Saturday, June 15, 2013
MOVIE REVIEW: MAN OF STEEL
Superman flies back onto the big screen in this Warner Bros./Legendary Pictures production directed by Zack Snyder (Watchmen), produced by Christopher Nolan (The Dark Knight), and featuring a screenplay by David Goyer (Blade, The Dark Knight). Academy Award-nominated actor Michael Shannon (Revolutionary Road, Boardwalk Empire) co-stars as General Zod and Laurence Fishburne steps into the role of "Daily Planet" editor-in-chief Perry White. Russell Crowe and Christopher Meloni co-star. ~ Jason Buchanan, Rovi
Director: Zack Snyder
Cast: Henry Cavill, Amy Adams, Michael Shannon, Diane Lane, Russell Crowe.

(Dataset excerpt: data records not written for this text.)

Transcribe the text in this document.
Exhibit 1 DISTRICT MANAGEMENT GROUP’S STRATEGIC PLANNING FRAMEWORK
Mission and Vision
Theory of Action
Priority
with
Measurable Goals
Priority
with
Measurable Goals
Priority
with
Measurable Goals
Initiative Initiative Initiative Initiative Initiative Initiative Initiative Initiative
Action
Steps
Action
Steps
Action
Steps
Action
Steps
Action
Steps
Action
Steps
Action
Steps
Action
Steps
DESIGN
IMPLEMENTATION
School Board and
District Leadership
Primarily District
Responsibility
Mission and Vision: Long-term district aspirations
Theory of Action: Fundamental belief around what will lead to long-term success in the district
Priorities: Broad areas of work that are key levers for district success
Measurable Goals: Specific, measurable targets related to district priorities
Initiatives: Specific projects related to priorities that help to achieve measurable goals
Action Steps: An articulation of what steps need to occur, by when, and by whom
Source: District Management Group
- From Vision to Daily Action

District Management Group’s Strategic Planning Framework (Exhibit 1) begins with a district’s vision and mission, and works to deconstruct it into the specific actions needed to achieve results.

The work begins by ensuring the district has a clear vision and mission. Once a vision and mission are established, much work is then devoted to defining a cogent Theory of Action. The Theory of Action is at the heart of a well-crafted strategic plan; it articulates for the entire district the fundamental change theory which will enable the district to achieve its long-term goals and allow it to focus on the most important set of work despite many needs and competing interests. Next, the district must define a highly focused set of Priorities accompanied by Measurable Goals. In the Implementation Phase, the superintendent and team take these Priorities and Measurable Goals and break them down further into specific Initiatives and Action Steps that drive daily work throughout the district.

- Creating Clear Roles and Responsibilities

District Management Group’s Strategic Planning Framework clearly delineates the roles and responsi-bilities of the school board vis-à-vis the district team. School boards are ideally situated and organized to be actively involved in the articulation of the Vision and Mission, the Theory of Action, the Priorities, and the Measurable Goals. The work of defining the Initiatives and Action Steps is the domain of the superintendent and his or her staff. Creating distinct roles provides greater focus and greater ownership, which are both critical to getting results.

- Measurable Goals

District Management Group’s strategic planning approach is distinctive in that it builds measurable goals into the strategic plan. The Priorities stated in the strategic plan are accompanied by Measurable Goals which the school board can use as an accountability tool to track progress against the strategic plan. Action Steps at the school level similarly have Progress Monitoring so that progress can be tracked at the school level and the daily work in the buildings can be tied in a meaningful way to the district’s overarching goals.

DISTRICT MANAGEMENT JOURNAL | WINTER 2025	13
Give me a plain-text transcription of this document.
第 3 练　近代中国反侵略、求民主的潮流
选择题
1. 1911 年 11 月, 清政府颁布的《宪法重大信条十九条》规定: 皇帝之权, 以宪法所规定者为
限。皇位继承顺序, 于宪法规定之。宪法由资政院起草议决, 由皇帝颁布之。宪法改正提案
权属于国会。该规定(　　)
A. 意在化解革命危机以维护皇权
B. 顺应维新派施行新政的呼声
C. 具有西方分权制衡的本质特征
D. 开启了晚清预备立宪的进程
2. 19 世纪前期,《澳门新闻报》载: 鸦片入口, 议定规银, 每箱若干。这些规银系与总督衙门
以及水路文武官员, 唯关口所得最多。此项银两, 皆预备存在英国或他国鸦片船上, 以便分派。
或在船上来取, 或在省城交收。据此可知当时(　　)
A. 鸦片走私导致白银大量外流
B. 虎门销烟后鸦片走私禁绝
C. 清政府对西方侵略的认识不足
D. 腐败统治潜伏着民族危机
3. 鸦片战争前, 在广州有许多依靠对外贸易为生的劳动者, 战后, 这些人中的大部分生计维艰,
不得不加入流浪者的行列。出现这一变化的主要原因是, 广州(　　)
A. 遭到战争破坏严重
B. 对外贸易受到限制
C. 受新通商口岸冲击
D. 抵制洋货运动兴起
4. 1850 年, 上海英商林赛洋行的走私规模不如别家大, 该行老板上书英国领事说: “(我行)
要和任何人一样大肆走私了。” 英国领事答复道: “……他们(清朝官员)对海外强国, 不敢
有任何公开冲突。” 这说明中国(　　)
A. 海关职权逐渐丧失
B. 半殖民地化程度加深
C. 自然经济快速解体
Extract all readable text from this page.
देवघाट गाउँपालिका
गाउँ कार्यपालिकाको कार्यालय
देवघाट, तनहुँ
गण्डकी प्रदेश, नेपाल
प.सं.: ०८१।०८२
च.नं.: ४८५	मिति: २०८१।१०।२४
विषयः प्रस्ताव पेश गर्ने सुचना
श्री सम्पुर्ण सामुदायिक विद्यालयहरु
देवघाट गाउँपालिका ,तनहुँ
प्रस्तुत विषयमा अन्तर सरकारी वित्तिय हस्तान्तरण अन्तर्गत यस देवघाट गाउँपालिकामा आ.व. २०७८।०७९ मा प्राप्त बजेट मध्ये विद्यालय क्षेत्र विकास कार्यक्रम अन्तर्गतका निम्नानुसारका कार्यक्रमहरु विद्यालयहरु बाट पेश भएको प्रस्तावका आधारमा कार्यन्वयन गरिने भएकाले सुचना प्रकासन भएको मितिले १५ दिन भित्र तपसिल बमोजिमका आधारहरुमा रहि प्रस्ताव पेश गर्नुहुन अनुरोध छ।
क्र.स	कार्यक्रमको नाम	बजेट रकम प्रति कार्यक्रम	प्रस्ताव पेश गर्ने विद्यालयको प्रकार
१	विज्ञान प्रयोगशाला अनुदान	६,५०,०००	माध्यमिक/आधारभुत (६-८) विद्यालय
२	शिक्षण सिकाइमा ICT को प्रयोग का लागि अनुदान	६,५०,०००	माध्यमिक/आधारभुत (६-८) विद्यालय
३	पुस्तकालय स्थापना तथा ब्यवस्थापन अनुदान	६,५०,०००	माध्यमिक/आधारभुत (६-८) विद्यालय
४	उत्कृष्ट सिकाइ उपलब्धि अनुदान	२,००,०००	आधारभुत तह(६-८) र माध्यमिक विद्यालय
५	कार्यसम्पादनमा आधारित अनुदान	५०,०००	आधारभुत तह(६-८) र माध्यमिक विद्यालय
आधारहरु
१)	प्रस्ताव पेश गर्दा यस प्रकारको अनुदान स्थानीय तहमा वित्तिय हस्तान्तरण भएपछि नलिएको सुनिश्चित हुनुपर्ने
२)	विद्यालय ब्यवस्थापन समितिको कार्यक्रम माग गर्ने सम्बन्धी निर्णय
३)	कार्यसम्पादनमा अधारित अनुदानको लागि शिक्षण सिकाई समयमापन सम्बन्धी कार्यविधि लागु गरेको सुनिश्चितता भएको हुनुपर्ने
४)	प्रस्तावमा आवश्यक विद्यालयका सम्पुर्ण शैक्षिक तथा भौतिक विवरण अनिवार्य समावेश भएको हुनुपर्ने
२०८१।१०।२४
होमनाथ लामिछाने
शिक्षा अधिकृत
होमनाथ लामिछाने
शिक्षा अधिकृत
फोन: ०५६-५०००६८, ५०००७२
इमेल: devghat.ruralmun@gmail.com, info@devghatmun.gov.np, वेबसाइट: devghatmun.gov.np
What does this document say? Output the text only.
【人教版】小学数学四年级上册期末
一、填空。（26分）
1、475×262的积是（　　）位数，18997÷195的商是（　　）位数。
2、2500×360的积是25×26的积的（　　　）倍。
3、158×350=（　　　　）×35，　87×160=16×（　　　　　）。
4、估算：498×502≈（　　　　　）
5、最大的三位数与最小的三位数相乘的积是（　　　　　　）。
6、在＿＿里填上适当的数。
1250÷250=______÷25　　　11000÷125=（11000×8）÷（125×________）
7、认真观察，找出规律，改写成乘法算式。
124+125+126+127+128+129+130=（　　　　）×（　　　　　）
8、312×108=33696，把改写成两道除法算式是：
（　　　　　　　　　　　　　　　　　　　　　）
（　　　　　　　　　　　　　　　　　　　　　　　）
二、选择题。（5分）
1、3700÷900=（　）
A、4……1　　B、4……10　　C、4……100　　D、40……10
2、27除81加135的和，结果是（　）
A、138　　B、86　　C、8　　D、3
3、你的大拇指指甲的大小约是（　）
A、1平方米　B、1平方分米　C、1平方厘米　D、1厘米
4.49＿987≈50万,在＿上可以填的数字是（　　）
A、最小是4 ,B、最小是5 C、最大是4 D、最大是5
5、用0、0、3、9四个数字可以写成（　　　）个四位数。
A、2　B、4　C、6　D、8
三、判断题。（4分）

Release Date: Jun 14, 2013
Rated PG-13 for intense sequences of sci-fi violence, action and destruction, and for some language
Runtime: 2 hr. 23 min.
Genres: Action/Adventure, Drama, Sci-Fi/Fantasy
The Man of Steel delivers a newer slightly edgier more conflicted version of the granddaddy of all superheros. Its first act is a bit of a slog simply because there’s a lot to cover, mostly on Krypton. Once the set up is out of the way Snyder lets his film breathe a little even though there’s still an oppressive aura about it. It attempts to give Superman a slightly more interesting slant and it works to a certain extent. Henry Cavill and his lantern jaw look good in the Superman suit and cape. He carried a concerned look on his face even when he’s smiling. Cavill has a quiet strength about himself which works well for the character even if though he and Amy Adams have zero chemistry together. Michael Shannon meanwhile is limited by a surprisingly underwritten take of General Zod. Shannon maintains a crazed look throughout but isn’t given a meaty enough script to work with. Russell Crowe fairs better as Superman’s father Jor-El. Crowe is reserved but paternal. As mentioned previously, The Man of Steel’s first act is rather slow and reserved for a Snyder film but once the action starts it does stop, so much so that it almost beats you into the ground with the sheer amount of destruction being flung around. It’s all visually striking which shouldn’t come as a surprise but it’s also emotionally distant. The film never connects the way it should; instead it keeps the audience at arms length. A few scant moments of levity here and there but otherwise it’s all serious superhero business.